New Castle, New Hampshire, founded in 1623, is picturesque with its historic buildings and miles of coastline. In fact, everywhere you turn is coastline, because New Castle is the only town in New Hampshire comprised entirely of islands spanning 500 acres. While the town itself is not comprised of a lot of distance, it is true to form when you say “good things come in small packages.”
Great Island Common
One of the most treasured of the attractions in New Castle is Great Island Common. When you ask the locals about their favorite summer memories, you will inevitably hear about an experience here. Comprised of 32 acres of seaside greenspace and beach, the Common is open to the public 365 days a year from 9 AM to 9 PM. The summer is vibrant with weddings in the Pavilion and families bringing their children to play on the playground. Owned and operated by the Town of New Castle, this beautiful waterfront space is one of the more popular places on the Seacoast for relaxing near the water.

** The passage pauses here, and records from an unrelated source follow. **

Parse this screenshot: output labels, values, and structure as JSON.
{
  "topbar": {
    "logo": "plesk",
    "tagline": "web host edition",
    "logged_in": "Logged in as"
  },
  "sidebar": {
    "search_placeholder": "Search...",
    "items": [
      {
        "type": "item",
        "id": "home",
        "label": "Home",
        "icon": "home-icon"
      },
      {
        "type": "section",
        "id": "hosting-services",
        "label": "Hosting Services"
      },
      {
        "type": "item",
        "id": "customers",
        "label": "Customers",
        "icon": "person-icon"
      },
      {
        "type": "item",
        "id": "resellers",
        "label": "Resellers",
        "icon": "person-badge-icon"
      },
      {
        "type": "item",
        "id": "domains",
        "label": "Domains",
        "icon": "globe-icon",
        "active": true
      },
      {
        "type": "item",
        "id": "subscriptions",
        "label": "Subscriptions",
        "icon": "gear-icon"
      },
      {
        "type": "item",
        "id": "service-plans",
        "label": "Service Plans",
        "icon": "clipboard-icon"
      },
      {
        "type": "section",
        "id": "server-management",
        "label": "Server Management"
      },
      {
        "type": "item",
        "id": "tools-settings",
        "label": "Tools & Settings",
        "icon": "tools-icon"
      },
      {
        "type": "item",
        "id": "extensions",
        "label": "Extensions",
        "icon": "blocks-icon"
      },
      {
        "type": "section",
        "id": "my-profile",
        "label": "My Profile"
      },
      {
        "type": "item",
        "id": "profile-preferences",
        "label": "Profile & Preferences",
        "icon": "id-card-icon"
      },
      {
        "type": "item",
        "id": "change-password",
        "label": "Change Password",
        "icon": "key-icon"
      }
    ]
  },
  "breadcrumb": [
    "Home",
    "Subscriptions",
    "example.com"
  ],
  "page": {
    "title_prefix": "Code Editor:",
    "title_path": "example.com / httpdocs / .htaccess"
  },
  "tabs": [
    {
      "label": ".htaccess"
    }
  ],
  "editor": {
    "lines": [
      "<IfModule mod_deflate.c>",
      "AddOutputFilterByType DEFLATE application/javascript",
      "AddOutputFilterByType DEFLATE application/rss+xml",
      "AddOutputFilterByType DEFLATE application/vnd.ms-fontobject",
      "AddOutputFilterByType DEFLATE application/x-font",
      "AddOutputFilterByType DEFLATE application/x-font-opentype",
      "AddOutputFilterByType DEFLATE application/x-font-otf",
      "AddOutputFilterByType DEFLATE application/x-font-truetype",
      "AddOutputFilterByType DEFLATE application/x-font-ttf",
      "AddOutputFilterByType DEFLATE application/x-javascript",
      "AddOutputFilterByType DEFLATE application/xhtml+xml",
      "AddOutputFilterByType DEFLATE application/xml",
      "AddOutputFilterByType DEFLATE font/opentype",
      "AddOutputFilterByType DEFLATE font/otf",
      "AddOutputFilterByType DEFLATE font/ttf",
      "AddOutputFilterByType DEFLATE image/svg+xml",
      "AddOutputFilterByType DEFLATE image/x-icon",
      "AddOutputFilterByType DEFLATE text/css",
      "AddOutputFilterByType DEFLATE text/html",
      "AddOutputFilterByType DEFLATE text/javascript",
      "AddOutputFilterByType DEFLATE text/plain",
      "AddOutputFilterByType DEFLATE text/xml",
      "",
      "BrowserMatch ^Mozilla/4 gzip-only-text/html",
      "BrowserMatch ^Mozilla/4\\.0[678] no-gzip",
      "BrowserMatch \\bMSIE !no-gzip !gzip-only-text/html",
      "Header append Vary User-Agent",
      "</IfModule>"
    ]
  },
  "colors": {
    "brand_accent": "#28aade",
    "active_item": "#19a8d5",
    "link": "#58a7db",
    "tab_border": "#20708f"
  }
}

New Castle is home to two state parks - Fort Stark and Fort Constitution. The Fort Stark State Historic Site is located on a peninsula, historically known as Jerry’s Point, at the south-east corner of New Castle Island. Fort Stark was named in honor of John Stark, a commander of New Hampshire forces at the Battle of Bennington in 1777. A seasonal park, Fort Stark opens its gates from Memorial Day to Columbus Day. Venture to the northeast corner of the island you will find Fort Constitution, formerly known as Fort William and Mary. Located on the grounds of the US Coast Guard station for Portsmouth Harbor, special care must be paid when visiting this site. In order to reach the fort, you must walk along the blue line that begins at the entrance of the base. Visitors are required to stay on this blue line because the grounds are an active military base that has civilian restricted areas. Fun fact: Fort Constitution is the only park in the country that requires entrance through an active military base.
Coast Guard Station
The Coast Guard Station got its start on May 4, 1882, when Congress authorized a Life-Saving Station to be built at the mouth of Portsmouth Harbor. The Jerry’s Point Station was completed in 1888. The station has a rich history of keeping a watchful eye on the Portsmouth Harbor waterway. The Jerry’s Point Station was turned over to the War Department in 1908 when a new station was built on Wood Island. The Wood Island station was in service until 1942 when the station was moved to its current home in New Castle. The current building visitors frequent today was dedicated in 1967. The mission remains search and rescue and homeland security.
Take a step back in time and enjoy the grandeur of an era past when you visit Wentworth-by-the-Sea. The 161 guest room hotel boasts resort-style amenities, including a full-service spa, with all the historic charm of the 19th century. Built in 1874, Wentworth-by-the-Sea is a premier destination for meetings, events, and romantic getaways.